Post-Pesach 5774/2014 report, part 2

From chaos . . .
We chose to have our new kitchen cabinets built all the way up to the ceiling so that we'd have extra shelves on which to store some of our lighter-weight Passover items, such as tableclothes and dish towels, and would no longer need to store all of our Pesach things in boxes.  It had not occurred to us, however, that storing some Pesach items on separate shelves in the Chametz cabinets meant that, rather than taking out individual items as we needed them, we'd have to take out everything Pesachikeh at once, before Pesach, so that we could lock up the cabinets.  We left for the first seder with Pesach things piled up willy-nilly on the kitchen table and counter-tops.  What a mess!

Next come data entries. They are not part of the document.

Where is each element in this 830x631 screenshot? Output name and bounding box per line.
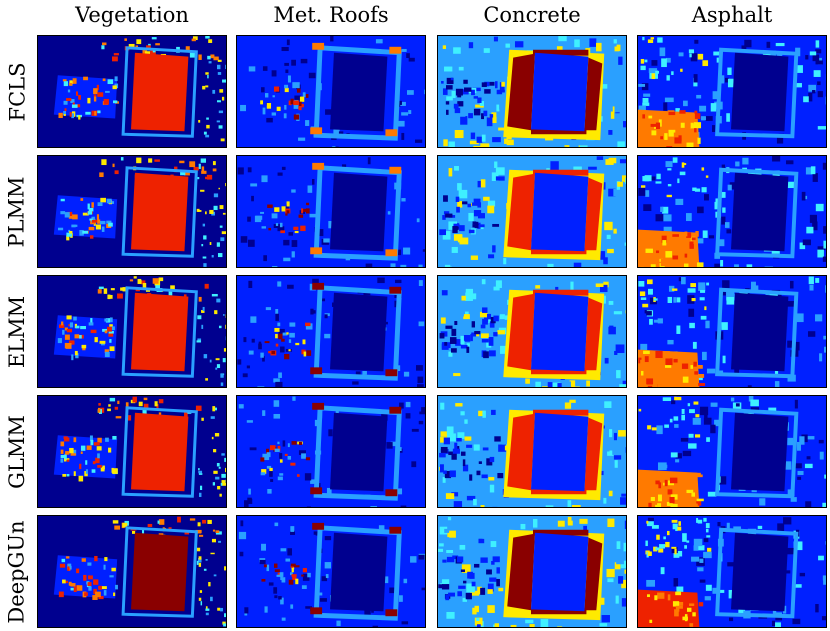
abundance-map-glmm-vegetation xyxy=(37,395,227,508)
row-label-text: FCLS xyxy=(5,62,30,121)
abundance-map-glmm-asphalt xyxy=(637,395,827,508)
abundance-map-image xyxy=(237,516,425,627)
abundance-map-deepgun-asphalt xyxy=(637,515,827,628)
abundance-map-plmm-asphalt xyxy=(637,155,827,268)
abundance-map-image xyxy=(237,396,425,507)
abundance-map-fcls-concrete xyxy=(437,35,627,148)
abundance-map-fcls-met-roofs xyxy=(236,35,426,148)
abundance-map-deepgun-vegetation xyxy=(37,515,227,628)
abundance-map-deepgun-met-roofs xyxy=(236,515,426,628)
abundance-map-fcls-vegetation xyxy=(37,35,227,148)
abundance-map-image xyxy=(38,516,226,627)
abundance-map-deepgun-concrete xyxy=(437,515,627,628)
abundance-map-plmm-met-roofs xyxy=(236,155,426,268)
column-header-met-roofs: Met. Roofs xyxy=(273,3,389,27)
abundance-map-image xyxy=(38,396,226,507)
column-header-vegetation: Vegetation xyxy=(75,3,189,27)
abundance-map-image xyxy=(237,36,425,147)
abundance-map-plmm-concrete xyxy=(437,155,627,268)
column-header-concrete: Concrete xyxy=(483,3,581,27)
row-label-glmm: GLMM xyxy=(2,395,32,508)
abundance-map-image xyxy=(438,276,626,387)
abundance-map-image xyxy=(38,36,226,147)
abundance-map-image xyxy=(237,276,425,387)
row-label-elmm: ELMM xyxy=(2,275,32,388)
row-label-text: GLMM xyxy=(5,414,30,489)
row-label-deepgun: DeepGUn xyxy=(2,515,32,628)
row-label-fcls: FCLS xyxy=(2,35,32,148)
row-label-plmm: PLMM xyxy=(2,155,32,268)
abundance-map-elmm-asphalt xyxy=(637,275,827,388)
abundance-map-image xyxy=(638,36,826,147)
abundance-map-fcls-asphalt xyxy=(637,35,827,148)
abundance-map-image xyxy=(638,516,826,627)
abundance-map-image xyxy=(38,276,226,387)
abundance-map-image xyxy=(438,516,626,627)
abundance-map-image xyxy=(438,36,626,147)
row-label-text: ELMM xyxy=(5,295,29,368)
abundance-map-image xyxy=(438,156,626,267)
abundance-map-plmm-vegetation xyxy=(37,155,227,268)
abundance-map-glmm-concrete xyxy=(437,395,627,508)
row-label-text: DeepGUn xyxy=(5,519,30,624)
column-header-asphalt: Asphalt xyxy=(691,3,773,27)
abundance-map-elmm-met-roofs xyxy=(236,275,426,388)
abundance-map-glmm-met-roofs xyxy=(236,395,426,508)
abundance-map-image xyxy=(638,396,826,507)
abundance-map-image xyxy=(638,276,826,387)
abundance-map-image xyxy=(438,396,626,507)
abundance-map-image xyxy=(638,156,826,267)
row-label-text: PLMM xyxy=(5,175,29,248)
abundance-map-image xyxy=(237,156,425,267)
abundance-map-elmm-vegetation xyxy=(37,275,227,388)
abundance-map-image xyxy=(38,156,226,267)
abundance-map-elmm-concrete xyxy=(437,275,627,388)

to order, or some semblance thereof . . .
Years ago, an old friend thanked a group of us for being her Shabbat (Sabbath) guests, saying that we'd done a maaseh tov (good deed)--knowing that she was having guests had forced her to clean her apartment.  :)  I felt exactly the same way about the guest we'd invited for Shabbat Chol HaMoed Pesach dinner--in order to be good hosts, we had to know where everything was, and were forced to get our kitchen into something resembling order.  We did exactly that, and a delightful dinner was enjoyed by all.

and back to chaos :(
While I was reading some Haggadah commentary on the seventh day of Pesach, I heard a helicopter buzzing persistently over our neighborhood.  That turned out to be a television-news helicopter.  As we walked to Mincha-Maariv (Afternoon and Evening Services), we saw thick, black smoke curling over some apartment buildings a few blocks away.  When we got to the street on which our synagogue is located, we discovered the source--there was a massive fire in a commercial building only a few blocks from the shul.  Firetrucks and ambulances lined the street for several blocks.  The fire was so severe that there were still two groups of firefighters hosing the building with water when we came back to shul for Shacharit (Morning Service) the next day.  Gone, at least for the foreseeable future, are a restaurant that had been at that location for roughly forty years, the office of the otolaryngologists (ear, nose, and throat doctors) whom we'd been seeing since our son was a toddler, and many other commercial, medical, and non-profit renters.   The good news is there don't seem to have been any serious injuries.  Thank G-d for big favors.